Incumbent Republican John Kasich hasn’t officially announced he’s running, but he’s expected to. The governor has spent most of his first three years in office talking about the economy and jobs. In his State of the State speech in Lima last February, he said jobs are – quoting here – “our greatest moral purpose”.
“My mission has been to create a growing economy that allows people to realize their hopes and their dreams and their purposes. Because it’s through our work that some of our life has meaning. It‘s about our mission. It’s about the purposes that the Lord set out for us.”
Kasich talks about his faith quite often, and especially in this last year, when he was working to convince skeptical fellow Republicans in the legislature to expand Medicaid – as he did in a speech at the Cleveland Clinic this summer…
“The Lord gave me a chance to have this position.”
Kasich has also referred to the “Ohio Miracle” – the gain of 175,000 jobs since he took office, and his shepherding of the budget from an estimated $8 billion deficit to a $1.5 billion surplus. But his likely Democratic opponent this fall sees it differently. Cuyahoga County Executive Ed FitzGerald launched his campaign in April. “Just about everyone everywhere is spending more hours on the job, less time with their families, bringing home smaller and smaller paychecks while they’re paying more and more at the gas pump and the grocery store. So when the people I talk to hear John Kasich say that Ohio’s economy is a ‘miracle’, they usually say, a miracle for who?”
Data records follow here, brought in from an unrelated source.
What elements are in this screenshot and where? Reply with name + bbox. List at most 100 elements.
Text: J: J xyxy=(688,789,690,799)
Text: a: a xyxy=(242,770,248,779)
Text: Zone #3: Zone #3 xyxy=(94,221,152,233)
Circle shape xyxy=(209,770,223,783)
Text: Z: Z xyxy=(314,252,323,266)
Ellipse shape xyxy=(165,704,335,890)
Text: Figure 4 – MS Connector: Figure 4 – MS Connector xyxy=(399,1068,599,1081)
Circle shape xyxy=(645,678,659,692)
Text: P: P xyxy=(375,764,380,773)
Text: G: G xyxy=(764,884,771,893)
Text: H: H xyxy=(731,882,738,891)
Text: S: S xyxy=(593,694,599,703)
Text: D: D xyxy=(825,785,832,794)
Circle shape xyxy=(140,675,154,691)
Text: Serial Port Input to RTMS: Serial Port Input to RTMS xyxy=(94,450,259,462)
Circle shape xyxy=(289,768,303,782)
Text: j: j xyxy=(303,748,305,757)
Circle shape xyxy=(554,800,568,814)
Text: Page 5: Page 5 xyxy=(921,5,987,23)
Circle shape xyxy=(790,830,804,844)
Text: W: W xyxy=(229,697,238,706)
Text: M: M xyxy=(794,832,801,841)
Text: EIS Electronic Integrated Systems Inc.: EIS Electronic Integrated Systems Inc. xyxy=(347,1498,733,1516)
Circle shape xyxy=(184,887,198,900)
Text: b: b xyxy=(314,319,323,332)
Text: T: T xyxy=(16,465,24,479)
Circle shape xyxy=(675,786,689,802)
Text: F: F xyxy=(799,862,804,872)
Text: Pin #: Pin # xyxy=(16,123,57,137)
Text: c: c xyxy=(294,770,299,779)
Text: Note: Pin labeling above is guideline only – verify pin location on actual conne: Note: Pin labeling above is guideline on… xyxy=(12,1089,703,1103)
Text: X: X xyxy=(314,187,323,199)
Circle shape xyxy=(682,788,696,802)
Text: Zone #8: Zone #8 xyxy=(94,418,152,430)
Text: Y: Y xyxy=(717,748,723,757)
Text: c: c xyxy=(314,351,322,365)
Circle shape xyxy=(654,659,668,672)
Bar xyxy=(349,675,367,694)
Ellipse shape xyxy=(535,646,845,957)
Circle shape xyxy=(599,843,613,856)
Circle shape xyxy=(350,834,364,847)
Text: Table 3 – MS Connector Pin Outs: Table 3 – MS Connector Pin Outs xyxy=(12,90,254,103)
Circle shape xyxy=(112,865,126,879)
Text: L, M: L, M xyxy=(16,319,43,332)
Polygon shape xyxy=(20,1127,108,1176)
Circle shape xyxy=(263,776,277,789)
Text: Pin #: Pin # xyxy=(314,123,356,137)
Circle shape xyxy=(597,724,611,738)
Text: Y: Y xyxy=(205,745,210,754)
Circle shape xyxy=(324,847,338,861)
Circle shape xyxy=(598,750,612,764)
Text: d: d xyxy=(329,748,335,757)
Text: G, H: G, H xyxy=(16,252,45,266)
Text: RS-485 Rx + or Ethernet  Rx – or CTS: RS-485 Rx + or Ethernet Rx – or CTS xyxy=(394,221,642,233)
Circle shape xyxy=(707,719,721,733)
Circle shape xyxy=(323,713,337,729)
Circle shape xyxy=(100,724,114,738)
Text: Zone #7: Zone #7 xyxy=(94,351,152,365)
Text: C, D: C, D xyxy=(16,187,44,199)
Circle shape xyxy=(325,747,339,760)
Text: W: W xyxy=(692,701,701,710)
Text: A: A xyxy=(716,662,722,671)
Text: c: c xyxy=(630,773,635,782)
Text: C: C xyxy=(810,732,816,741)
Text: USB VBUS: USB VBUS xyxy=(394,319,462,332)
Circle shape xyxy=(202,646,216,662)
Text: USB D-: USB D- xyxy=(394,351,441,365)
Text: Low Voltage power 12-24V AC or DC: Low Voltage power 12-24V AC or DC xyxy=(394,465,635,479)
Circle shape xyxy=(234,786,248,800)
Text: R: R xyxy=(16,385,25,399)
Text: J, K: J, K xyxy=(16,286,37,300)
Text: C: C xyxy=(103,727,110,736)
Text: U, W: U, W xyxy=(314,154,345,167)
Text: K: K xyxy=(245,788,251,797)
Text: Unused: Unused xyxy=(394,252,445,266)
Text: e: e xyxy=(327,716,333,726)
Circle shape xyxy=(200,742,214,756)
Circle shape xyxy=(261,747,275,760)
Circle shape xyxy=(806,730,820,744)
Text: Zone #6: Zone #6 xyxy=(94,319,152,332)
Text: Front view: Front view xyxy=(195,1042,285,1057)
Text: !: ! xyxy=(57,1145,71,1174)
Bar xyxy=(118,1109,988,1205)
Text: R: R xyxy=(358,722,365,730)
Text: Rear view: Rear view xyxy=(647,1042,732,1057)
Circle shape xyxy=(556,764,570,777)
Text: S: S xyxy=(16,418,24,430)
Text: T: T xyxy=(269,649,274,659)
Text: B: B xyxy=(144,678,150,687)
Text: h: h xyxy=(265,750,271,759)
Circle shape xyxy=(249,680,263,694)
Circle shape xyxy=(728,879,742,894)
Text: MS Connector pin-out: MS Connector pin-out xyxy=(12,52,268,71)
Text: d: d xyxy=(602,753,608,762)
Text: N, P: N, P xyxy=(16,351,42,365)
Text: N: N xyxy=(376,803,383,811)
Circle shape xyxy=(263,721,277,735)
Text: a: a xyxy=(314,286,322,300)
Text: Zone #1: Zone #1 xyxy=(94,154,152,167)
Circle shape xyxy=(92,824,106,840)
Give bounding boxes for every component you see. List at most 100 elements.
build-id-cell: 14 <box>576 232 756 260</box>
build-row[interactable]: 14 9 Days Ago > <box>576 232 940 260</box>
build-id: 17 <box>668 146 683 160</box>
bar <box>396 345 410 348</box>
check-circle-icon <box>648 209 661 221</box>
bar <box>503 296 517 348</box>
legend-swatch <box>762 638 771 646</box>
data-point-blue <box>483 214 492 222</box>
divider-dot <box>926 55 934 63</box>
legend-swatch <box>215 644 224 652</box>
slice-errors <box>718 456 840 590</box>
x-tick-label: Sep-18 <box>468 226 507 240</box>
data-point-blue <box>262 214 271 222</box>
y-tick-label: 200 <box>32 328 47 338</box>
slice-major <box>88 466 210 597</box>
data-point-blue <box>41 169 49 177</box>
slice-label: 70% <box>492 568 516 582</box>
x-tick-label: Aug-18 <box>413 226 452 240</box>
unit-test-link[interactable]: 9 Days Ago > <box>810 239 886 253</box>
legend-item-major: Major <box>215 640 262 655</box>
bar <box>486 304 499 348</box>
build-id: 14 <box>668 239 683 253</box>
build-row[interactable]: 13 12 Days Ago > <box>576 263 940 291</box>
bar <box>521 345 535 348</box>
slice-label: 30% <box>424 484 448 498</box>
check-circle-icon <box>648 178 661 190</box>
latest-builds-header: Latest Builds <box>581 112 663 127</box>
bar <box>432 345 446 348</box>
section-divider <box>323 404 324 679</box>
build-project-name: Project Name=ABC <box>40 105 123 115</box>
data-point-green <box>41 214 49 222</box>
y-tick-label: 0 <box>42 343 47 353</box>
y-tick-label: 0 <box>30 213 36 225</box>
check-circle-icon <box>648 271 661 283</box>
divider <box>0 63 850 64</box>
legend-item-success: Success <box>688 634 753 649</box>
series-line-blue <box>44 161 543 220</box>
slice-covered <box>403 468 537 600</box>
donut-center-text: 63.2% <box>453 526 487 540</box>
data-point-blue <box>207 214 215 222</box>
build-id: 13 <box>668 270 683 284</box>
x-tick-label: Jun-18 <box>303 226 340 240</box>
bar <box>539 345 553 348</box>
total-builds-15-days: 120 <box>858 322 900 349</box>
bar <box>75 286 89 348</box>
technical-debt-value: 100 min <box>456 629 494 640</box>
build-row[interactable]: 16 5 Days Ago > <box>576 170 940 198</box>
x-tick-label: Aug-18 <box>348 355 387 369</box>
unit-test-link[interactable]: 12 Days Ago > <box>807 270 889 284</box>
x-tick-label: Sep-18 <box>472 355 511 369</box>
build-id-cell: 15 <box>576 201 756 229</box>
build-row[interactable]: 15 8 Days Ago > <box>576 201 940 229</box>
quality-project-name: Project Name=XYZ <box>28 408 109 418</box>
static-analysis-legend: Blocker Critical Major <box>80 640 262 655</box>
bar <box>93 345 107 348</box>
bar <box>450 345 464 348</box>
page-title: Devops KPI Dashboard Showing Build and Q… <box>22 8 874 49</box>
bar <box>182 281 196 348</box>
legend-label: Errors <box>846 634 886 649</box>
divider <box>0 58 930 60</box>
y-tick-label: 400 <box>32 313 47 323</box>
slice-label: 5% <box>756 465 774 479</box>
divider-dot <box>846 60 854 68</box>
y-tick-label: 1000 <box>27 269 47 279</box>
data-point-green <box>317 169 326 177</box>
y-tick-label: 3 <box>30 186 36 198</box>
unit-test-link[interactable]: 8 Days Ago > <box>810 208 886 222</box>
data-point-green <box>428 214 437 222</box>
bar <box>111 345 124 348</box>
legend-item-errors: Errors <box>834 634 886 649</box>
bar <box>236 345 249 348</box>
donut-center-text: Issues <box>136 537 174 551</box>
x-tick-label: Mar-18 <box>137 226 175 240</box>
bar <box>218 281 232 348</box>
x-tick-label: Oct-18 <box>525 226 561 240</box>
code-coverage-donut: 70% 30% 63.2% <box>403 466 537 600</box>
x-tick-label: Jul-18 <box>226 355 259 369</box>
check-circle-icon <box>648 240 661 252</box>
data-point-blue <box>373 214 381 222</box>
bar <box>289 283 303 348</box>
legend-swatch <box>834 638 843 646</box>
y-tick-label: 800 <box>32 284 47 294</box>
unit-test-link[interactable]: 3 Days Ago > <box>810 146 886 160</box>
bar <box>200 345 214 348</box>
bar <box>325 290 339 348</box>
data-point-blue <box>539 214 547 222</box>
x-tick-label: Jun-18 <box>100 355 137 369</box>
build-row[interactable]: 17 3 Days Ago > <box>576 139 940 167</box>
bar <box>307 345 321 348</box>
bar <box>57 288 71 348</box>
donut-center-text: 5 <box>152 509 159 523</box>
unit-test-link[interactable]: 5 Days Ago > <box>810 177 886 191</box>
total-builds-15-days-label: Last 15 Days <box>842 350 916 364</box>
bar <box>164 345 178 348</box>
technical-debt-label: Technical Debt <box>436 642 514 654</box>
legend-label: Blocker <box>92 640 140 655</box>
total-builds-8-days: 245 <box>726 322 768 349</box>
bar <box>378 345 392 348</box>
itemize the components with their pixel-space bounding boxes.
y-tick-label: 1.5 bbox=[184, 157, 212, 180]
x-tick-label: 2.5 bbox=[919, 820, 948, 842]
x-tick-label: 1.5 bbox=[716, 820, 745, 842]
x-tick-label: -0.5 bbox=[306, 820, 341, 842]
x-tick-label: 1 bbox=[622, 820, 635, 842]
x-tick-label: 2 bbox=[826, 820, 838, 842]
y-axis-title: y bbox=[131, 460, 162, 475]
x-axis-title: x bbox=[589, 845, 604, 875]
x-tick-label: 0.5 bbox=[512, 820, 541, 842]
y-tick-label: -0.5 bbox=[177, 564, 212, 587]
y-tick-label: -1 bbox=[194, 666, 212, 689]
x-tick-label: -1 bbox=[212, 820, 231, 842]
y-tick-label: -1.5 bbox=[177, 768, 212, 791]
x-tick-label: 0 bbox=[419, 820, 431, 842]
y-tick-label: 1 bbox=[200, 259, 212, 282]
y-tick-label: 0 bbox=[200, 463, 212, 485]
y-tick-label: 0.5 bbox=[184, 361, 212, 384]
FitzGerald has also blasted Kasich’s JobsOhio for ethical concerns, and that’s likely to be a big issue for Democrats. But FitzGerald’s campaign had an early setback when Sen. Eric Kearney of Cincinnati had to step down as his running mate after the revelation of hundreds of thousands of dollars in unpaid taxes. And FitzGerald may to slog through a primary in May to reach the main event in November.
Hamilton County Commissioner Todd Portune has said he plans to challenge FitzGerald because he feels there needs to be a choice, though he says he hasn’t filed yet. And for a few days, it appeared that Tea Partiers were going to run against Kasich, following up on a battle cry that organizer Tom Zawistowski used to rally about 300 Tea Party activists angry over Medicaid expansion at a convention in September.
“We have no excuse but to take this battle to the enemy, to not play defense but to play offense.”
But over the weekend, former Ohio Liberty Coalition president Ted Stevenot said he wouldn’t run in the GOP primary, as he said he would just days later. But former Republican state lawmaker turned libertarian Charlie Earl has said he plans to run in the fall. And he’ll be in what John Green at the Bliss Institute for Applied Politics at the University of Akron says will likely be a record-breaking race in terms of money.
“It’s very hard to tell just how big a record it will be. What makes it really unpredictable is we had a lot of outside groups involved in elections, and Ohio’s the kind of state that tends to attract a lot of outside attention.”
Political scientist Herb Asher at Ohio State University says the cost of the contest depends all depends on how the Democratic candidate does with fundraising.
“Certainly Gov. Kasich and his team will be able to raise whatever they need, and the challenge right now for Democrats – will they in fact be able to if not match them dollar-for-dollar raise sufficient amount of money to make it a competitive race financially.”
And there also may be a few ballot issues before voters this fall – including an amendment legalizing same-sex marriage, the timing of which has polarized gay rights groups. Other possible issues include an approval of medical marijuana, and the so-called “right to work” amendment prohibiting union membership as a requirement for employment, which is backed by Tea Party groups.